Common pitfalls to avoid

  • Assuming every hysterectomy gets a second code. The mere fact of removing the uterus and cervix doesn’t automatically imply adnexal removal. That second code should be grounded in documentation of additional organs being removed.

  • Missing a second code when adnexal removal is documented. If the chart says ovaries were removed, a second code should be present. Leaving it out can understate the work done.

  • Inconsistent coding across related records. If one department codes a hysterectomy with adnexal removal and another does not, it can cause billing and statistical discrepancies. Consistency matters.

  • Not updating codes when the pathology report adds detail. Sometimes intraoperative findings differ from final pathology. If the final pathology confirms ovarian removal, that might affect the coding choice.

A few practical resources to keep handy

  • ICD-10-CM Official Guidelines for Coding and Reporting. These guidelines help you understand how to interpret operative details, how to sequence codes, and when a second code is appropriate.

  • The surgeon’s operative report and pathology notes. Documentation is your compass here.

  • Your health system’s coding policy for hysterectomy cases. Local rules can influence code selection and sequencing.

  • Coding clinics or similar professional references. They offer scenario-based guidance that can clarify edge cases.

Why this matters beyond the worksheet

Coding accuracy isn’t just about numbers on a page. It affects patient records, hospital reimbursement, and the public health picture. A properly coded hysterectomy that includes a second code when adnexa are removed provides a precise view of the patient’s surgical journey. It helps doctors track outcomes, supports proper billing, and contributes to reliable health statistics that inform care improvements.

A little bit of perspective

If coding feels like solving a tiny puzzle, you’re not far off. The pieces—procedure names, anatomy involved, and what the surgeon actually did—need to fit together without forcing a narrative. When they do, the record shines with clarity. And clarity, in turn, makes everything smoother: billing gets paid, audits go smoother, and future patients benefit from a transparent, well-documented history.

Bottom line, in simple terms

For a total hysterectomy, two codes are typically the standard answer in the scenarios many coders encounter: one for the hysterectomy itself and a second for any additional removal of reproductive organs like the ovaries or fallopian tubes. The exact need for a second code hinges on what the surgeon removes during the same operation, as documented in the operative report.
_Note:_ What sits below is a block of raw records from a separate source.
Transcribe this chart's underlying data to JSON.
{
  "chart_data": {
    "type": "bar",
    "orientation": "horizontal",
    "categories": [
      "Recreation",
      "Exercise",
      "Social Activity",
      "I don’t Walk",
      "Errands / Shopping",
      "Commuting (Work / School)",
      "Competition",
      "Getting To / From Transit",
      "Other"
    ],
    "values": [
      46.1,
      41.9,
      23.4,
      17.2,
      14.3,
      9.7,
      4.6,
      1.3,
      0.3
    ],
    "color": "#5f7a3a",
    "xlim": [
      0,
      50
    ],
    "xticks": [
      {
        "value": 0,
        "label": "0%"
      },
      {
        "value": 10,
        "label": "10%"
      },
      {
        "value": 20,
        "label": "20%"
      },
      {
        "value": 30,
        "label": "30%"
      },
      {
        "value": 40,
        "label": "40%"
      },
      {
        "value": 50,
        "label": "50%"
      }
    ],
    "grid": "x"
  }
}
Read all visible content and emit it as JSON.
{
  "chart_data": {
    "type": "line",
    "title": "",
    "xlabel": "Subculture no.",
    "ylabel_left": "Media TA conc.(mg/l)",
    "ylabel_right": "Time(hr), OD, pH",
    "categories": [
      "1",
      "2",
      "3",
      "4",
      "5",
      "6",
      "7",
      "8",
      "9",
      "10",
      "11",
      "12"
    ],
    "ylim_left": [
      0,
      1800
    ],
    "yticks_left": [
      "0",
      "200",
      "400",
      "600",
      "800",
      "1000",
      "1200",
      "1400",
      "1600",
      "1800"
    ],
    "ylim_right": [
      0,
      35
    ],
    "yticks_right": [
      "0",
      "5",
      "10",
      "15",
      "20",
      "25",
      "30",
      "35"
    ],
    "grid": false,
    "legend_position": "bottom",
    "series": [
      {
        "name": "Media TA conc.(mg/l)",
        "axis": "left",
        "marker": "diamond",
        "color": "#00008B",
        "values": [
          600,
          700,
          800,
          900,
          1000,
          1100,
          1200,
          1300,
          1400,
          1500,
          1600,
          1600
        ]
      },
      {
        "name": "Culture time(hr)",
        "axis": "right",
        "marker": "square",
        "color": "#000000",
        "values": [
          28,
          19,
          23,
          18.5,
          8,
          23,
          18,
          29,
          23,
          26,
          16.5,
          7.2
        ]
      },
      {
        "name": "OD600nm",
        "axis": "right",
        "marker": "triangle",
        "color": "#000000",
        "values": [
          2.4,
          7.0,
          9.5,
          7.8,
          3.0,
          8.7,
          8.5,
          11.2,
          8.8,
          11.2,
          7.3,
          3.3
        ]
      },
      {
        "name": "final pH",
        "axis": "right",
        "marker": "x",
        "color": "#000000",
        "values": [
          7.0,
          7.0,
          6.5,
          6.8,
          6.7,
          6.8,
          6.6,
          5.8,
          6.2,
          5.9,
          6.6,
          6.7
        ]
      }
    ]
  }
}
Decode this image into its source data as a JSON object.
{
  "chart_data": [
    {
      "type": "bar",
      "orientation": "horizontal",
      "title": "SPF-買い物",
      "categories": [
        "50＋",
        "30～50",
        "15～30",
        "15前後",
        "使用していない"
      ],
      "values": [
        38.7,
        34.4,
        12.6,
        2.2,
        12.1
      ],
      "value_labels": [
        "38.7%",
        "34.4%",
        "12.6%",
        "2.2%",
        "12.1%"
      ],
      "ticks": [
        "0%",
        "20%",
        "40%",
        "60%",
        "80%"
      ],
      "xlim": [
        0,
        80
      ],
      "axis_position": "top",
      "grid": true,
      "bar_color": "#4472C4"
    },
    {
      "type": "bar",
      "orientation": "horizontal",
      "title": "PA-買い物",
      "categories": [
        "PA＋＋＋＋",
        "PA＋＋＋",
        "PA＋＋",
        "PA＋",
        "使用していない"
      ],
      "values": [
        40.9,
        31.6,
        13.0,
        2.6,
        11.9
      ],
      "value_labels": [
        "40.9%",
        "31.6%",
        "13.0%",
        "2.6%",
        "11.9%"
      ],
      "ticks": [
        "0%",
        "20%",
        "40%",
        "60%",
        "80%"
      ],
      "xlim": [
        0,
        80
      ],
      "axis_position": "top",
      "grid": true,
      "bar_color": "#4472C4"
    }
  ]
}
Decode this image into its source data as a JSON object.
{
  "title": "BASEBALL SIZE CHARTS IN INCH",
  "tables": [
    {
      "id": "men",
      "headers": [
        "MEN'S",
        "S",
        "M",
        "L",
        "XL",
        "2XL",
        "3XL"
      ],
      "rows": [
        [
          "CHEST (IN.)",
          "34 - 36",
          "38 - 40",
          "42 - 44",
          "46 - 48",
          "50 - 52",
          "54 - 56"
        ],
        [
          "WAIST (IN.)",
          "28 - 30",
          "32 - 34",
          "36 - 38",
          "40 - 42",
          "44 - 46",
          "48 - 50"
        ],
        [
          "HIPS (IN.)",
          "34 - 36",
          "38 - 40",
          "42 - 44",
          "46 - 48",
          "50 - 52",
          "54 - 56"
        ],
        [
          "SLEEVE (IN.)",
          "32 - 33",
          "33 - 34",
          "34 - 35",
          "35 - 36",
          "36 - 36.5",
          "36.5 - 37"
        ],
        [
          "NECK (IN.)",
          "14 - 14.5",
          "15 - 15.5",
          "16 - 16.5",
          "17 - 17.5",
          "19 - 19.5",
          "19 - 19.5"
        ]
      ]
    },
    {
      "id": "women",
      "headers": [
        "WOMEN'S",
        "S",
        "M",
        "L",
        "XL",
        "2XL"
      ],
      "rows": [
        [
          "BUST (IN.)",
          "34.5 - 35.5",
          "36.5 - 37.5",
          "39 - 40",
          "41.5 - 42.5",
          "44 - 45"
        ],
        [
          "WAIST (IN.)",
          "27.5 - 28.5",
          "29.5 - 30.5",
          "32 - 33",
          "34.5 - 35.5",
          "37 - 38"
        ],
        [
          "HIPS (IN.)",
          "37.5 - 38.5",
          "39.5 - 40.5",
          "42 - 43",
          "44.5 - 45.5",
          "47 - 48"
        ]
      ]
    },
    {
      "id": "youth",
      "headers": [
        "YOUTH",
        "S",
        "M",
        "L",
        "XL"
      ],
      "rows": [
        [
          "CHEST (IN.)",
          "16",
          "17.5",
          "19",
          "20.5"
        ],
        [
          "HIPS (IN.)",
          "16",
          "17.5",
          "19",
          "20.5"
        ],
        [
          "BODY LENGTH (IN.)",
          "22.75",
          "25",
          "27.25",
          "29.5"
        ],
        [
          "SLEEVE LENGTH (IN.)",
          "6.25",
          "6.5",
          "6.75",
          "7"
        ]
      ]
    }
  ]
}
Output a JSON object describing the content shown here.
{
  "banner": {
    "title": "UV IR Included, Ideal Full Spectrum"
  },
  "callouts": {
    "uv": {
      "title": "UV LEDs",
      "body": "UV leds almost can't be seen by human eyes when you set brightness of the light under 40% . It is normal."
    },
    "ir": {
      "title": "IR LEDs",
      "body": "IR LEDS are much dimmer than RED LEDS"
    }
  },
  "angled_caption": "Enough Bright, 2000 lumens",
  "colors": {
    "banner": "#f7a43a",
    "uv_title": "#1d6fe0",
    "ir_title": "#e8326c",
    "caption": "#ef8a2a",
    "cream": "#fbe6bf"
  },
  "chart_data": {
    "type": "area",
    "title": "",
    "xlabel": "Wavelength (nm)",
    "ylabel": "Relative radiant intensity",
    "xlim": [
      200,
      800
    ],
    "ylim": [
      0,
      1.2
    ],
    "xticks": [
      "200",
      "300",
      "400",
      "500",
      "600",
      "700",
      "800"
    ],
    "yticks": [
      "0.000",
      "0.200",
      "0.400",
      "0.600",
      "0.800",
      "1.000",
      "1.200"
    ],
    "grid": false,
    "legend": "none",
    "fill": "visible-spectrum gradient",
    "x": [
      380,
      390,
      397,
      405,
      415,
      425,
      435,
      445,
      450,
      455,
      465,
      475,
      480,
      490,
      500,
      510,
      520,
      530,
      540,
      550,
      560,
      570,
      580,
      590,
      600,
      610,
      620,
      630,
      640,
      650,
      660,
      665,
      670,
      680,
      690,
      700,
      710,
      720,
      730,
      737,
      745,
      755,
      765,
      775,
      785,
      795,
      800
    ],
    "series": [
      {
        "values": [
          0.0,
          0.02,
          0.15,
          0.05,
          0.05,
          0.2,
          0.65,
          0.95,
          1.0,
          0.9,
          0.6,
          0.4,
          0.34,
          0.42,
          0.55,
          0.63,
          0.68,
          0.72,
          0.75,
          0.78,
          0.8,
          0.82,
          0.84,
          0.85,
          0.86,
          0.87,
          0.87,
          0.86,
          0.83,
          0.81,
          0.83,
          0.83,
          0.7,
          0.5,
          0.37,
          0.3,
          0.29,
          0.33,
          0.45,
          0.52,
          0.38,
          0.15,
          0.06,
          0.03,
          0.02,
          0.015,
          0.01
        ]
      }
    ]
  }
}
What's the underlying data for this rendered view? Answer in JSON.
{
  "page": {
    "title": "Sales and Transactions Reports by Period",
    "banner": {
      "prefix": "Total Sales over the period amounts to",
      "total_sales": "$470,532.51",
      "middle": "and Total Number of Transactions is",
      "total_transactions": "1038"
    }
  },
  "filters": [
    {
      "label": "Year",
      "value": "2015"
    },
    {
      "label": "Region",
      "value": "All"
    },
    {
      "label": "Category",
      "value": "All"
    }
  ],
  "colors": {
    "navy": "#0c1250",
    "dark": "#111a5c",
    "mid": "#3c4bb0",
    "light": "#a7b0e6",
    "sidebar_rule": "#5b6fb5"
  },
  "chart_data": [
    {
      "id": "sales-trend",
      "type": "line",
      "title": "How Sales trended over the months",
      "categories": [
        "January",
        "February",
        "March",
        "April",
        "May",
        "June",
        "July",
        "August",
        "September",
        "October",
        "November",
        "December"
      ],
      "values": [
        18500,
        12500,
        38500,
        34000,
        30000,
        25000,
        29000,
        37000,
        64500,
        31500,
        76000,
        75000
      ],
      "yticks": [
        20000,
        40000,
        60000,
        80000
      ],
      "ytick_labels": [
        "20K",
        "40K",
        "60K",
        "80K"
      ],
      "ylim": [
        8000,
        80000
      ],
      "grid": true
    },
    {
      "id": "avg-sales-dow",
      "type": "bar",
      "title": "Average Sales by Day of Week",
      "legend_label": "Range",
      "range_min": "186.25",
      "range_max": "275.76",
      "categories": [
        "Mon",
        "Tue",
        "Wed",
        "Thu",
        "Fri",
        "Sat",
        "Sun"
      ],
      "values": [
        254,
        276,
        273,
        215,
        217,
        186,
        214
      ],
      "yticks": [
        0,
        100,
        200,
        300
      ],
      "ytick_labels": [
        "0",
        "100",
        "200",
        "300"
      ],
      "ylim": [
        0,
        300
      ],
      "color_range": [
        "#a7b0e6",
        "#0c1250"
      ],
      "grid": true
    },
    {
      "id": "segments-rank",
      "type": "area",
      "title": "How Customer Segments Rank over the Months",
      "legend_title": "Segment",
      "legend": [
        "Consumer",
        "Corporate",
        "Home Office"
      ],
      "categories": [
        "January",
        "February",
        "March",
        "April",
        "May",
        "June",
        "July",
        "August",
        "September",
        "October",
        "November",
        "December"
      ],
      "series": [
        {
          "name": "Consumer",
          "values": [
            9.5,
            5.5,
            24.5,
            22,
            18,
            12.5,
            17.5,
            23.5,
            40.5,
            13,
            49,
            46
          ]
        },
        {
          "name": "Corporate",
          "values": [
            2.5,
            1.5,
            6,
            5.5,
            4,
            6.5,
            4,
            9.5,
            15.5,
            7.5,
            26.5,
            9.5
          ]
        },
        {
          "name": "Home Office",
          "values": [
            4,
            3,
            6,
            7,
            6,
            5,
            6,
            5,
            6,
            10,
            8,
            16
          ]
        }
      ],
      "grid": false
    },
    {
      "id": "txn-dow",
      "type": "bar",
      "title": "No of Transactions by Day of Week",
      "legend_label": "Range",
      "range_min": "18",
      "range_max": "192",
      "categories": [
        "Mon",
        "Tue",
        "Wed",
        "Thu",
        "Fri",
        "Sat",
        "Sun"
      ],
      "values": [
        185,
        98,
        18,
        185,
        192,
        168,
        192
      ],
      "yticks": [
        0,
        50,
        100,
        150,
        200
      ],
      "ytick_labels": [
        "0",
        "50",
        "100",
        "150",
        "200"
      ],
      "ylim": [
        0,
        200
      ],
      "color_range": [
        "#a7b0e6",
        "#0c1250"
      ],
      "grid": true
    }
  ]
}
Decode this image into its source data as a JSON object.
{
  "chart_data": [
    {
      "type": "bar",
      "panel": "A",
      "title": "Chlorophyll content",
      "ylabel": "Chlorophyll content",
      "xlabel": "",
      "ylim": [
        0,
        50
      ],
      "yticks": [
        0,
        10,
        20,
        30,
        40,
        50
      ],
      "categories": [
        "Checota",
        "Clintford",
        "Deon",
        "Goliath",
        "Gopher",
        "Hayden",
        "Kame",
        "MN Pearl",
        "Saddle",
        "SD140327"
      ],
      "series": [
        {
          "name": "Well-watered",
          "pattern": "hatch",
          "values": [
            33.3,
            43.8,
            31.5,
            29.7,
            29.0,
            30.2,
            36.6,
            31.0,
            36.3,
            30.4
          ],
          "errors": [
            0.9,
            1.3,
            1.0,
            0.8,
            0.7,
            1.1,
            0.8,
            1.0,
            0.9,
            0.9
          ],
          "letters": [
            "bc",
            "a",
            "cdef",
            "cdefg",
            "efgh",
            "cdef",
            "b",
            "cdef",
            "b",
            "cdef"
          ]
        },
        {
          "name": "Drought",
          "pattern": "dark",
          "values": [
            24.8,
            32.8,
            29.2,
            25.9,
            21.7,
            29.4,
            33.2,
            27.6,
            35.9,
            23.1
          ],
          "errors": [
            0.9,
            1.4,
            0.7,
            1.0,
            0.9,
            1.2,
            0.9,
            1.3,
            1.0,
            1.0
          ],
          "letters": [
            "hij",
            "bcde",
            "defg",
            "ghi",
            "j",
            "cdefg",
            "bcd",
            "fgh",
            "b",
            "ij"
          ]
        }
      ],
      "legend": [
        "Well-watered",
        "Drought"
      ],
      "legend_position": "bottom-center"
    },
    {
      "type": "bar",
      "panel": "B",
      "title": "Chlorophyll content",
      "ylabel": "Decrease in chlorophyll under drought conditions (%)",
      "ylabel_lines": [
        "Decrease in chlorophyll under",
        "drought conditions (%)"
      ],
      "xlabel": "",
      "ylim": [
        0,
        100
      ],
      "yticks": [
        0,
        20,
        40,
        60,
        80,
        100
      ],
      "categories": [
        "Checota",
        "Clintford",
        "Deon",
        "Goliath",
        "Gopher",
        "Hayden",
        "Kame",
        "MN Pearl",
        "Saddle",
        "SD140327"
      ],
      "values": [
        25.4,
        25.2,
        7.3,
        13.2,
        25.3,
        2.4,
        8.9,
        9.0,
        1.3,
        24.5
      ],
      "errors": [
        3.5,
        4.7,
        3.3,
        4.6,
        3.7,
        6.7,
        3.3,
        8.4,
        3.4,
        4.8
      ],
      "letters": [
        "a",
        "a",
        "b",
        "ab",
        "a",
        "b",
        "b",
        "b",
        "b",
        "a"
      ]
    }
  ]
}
If you keep asking the right questions—what was removed, and was anything else taken out in the same surgical session?—you’ll land on the correct coding path more often than not. And that’s what makes the whole process feel a lot less puzzling and a lot more straightforward.

A final thought

Coding is part medical detective work, part record-keeping, and a good dose of careful reading. When you approach a total hysterectomy with that mindset, the two-code rule becomes less of a rule and more of a natural outcome your chart can support confidently. So next time you see a hysterectomy described in the notes, ask: were any adnexal tissues removed too? If the answer is yes, you’re already halfway to a precise, clean code set. And that—well—that’s the goal: accurate, meaningful coding that truly reflects what happened in the operating room.